Antes de iniciar, es crucial lavar tus manos y asegurarte de que el nuevo recipiente esté completamente limpio y desinfectado. Se recomienda utilizar frascos de vidrio con capacidad mínima de un litro, ya que el kéfir genera gas durante la fermentación y necesita espacio suficiente para no reventar la tapa. Evita a toda costa el uso de metales o plásticos no alimentarios, ya que los ácidos del kéfir pueden corroerlos y afectar el sabor y la seguridad del producto.
El momento ideal para realizar este cambio es justo antes de retirar la leche fermentada anterior. Si tus granos están muy activos, puedes observar cómo burbujean con fuerza; en ese instante, el líquido debe tener una textura ligeramente espesa y un aroma ácido característico. No esperes a que el kéfir esté demasiado maduro o separado excesivamente, ya que esto puede indicar un desequilibrio en la población microbiana.

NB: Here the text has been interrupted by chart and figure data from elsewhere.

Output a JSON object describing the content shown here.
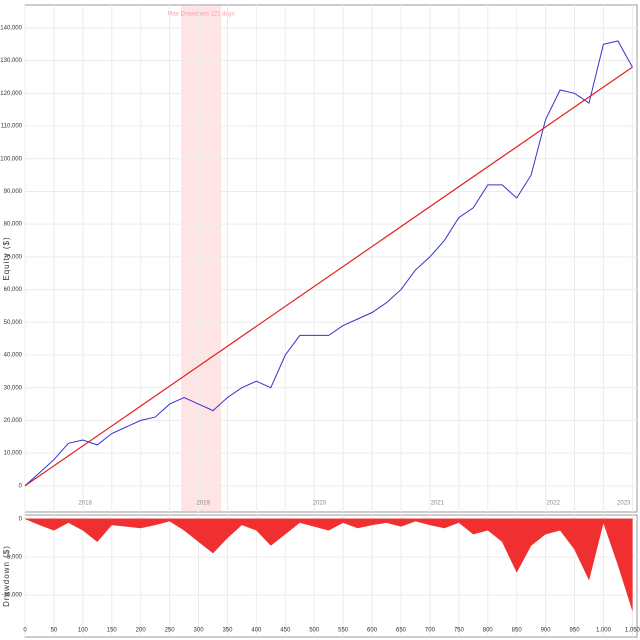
{
  "chart_data": [
    {
      "type": "line",
      "y_label": "Equity ($)",
      "x": [
        0,
        25,
        50,
        75,
        100,
        125,
        150,
        175,
        200,
        225,
        250,
        275,
        300,
        325,
        350,
        375,
        400,
        425,
        450,
        475,
        500,
        525,
        550,
        575,
        600,
        625,
        650,
        675,
        700,
        725,
        750,
        775,
        800,
        825,
        850,
        875,
        900,
        925,
        950,
        975,
        1000,
        1025,
        1050
      ],
      "series": [
        {
          "color": "#3333cc",
          "values": [
            0,
            4000,
            8000,
            13000,
            14000,
            12500,
            16000,
            18000,
            20000,
            21000,
            25000,
            27000,
            25000,
            23000,
            27000,
            30000,
            32000,
            30000,
            40000,
            46000,
            46000,
            46000,
            49000,
            51000,
            53000,
            56000,
            60000,
            66000,
            70000,
            75000,
            82000,
            85000,
            92000,
            92000,
            88000,
            95000,
            112000,
            121000,
            120000,
            117000,
            135000,
            136000,
            128000
          ]
        },
        {
          "color": "#e02020",
          "x": [
            0,
            1050
          ],
          "values": [
            0,
            128000
          ]
        }
      ],
      "highlight": {
        "label": "Max Drawdown 121 days",
        "x_range": [
          270,
          339
        ],
        "color": "#ffe4e6"
      },
      "year_labels": {
        "labels": [
          "2018",
          "2019",
          "2020",
          "2021",
          "2022",
          "2023"
        ],
        "x": [
          104,
          308,
          509,
          713,
          913,
          1035
        ]
      },
      "xlim": [
        0,
        1058
      ],
      "ylim": [
        -8000,
        147000
      ],
      "yticks": [
        0,
        {
          "value": 10000,
          "label": "10,000"
        },
        {
          "value": 20000,
          "label": "20,000"
        },
        {
          "value": 30000,
          "label": "30,000"
        },
        {
          "value": 40000,
          "label": "40,000"
        },
        {
          "value": 50000,
          "label": "50,000"
        },
        {
          "value": 60000,
          "label": "60,000"
        },
        {
          "value": 70000,
          "label": "70,000"
        },
        {
          "value": 80000,
          "label": "80,000"
        },
        {
          "value": 90000,
          "label": "90,000"
        },
        {
          "value": 100000,
          "label": "100,000"
        },
        {
          "value": 110000,
          "label": "110,000"
        },
        {
          "value": 120000,
          "label": "120,000"
        },
        {
          "value": 130000,
          "label": "130,000"
        },
        {
          "value": 140000,
          "label": "140,000"
        }
      ],
      "grid": true
    },
    {
      "type": "area",
      "y_label": "Drawdown ($)",
      "x": [
        0,
        25,
        50,
        75,
        100,
        125,
        150,
        175,
        200,
        225,
        250,
        275,
        300,
        325,
        350,
        375,
        400,
        425,
        450,
        475,
        500,
        525,
        550,
        575,
        600,
        625,
        650,
        675,
        700,
        725,
        750,
        775,
        800,
        825,
        850,
        875,
        900,
        925,
        950,
        975,
        1000,
        1025,
        1050
      ],
      "series": [
        {
          "color": "#f03030",
          "values": [
            0,
            -800,
            -1500,
            -500,
            -1500,
            -3000,
            -800,
            -1000,
            -1200,
            -800,
            -300,
            -1500,
            -3000,
            -4500,
            -2500,
            -800,
            -1500,
            -3500,
            -2000,
            -500,
            -1000,
            -1500,
            -500,
            -1200,
            -800,
            -500,
            -1000,
            -300,
            -800,
            -1200,
            -500,
            -2000,
            -1500,
            -3000,
            -7000,
            -3500,
            -2000,
            -1500,
            -4000,
            -8000,
            -500,
            -6000,
            -12000
          ]
        }
      ],
      "xlim": [
        0,
        1058
      ],
      "ylim": [
        -15500,
        500
      ],
      "yticks": [
        0,
        {
          "value": -5000,
          "label": "-5,000"
        },
        {
          "value": -10000,
          "label": "-10,000"
        }
      ],
      "xticks": [
        0,
        50,
        100,
        150,
        200,
        250,
        300,
        350,
        400,
        450,
        500,
        550,
        600,
        650,
        700,
        750,
        800,
        850,
        900,
        950,
        {
          "value": 1000,
          "label": "1,000"
        },
        {
          "value": 1050,
          "label": "1,050"
        }
      ],
      "grid": true
    }
  ]
}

Una vez retirado el suero anterior con ayuda de un colador de malla fina (nuevo o muy limpio), los granos quedarán expuestos. Aquí es donde muchos cometen errores: nunca laves los granos con agua del grifo, ya que los cloratos y fluoruros pueden matar a las bacterias benéficas. Si necesitas aclararlos, usa solo suero fresco o agua destilada sin gas, pero idealmente no es necesario si el proceso de filtrado se hizo bien.
Transfiere los granos con cuidado a tu nuevo recipiente limpio. Puedes añadir la nueva leche fresca inmediatamente después o dejarlos brevemente si vas a introducir otro elemento, aunque lo habitual es que el ciclo sea continuo: retirar suero -> transferir granos -> añadir leche nueva -> tapar con tela o gasa. Asegúrate de que la proporción entre granos y leche sea adecuada; una regla general es 2-3 cucharadas soperas de granos por cada litro de leche, aunque esto puede variar según la vitalidad de tu cultivo.
Coloca el frasco en un lugar templado (entre 20°C y 25°C) y oscuro, lejos de fuentes directas de calor. La fermentación inicial suele durar entre 18 y 24 horas, aunque puedes ajustarla según tu gusto: más tiempo significa más acidez.
El cambio de kéfir es más que un simple trámite doméstico; es el ritual que mantiene viva la tradición de este superalimento. Siguiendo estos pasos de higiene, selección de materiales y tiempos adecuados, no solo conservarás tus granos sanos, sino que obtendrás una bebida probiótica constante, rica en nutrientes y perfecta para tu salud digestiva diaria.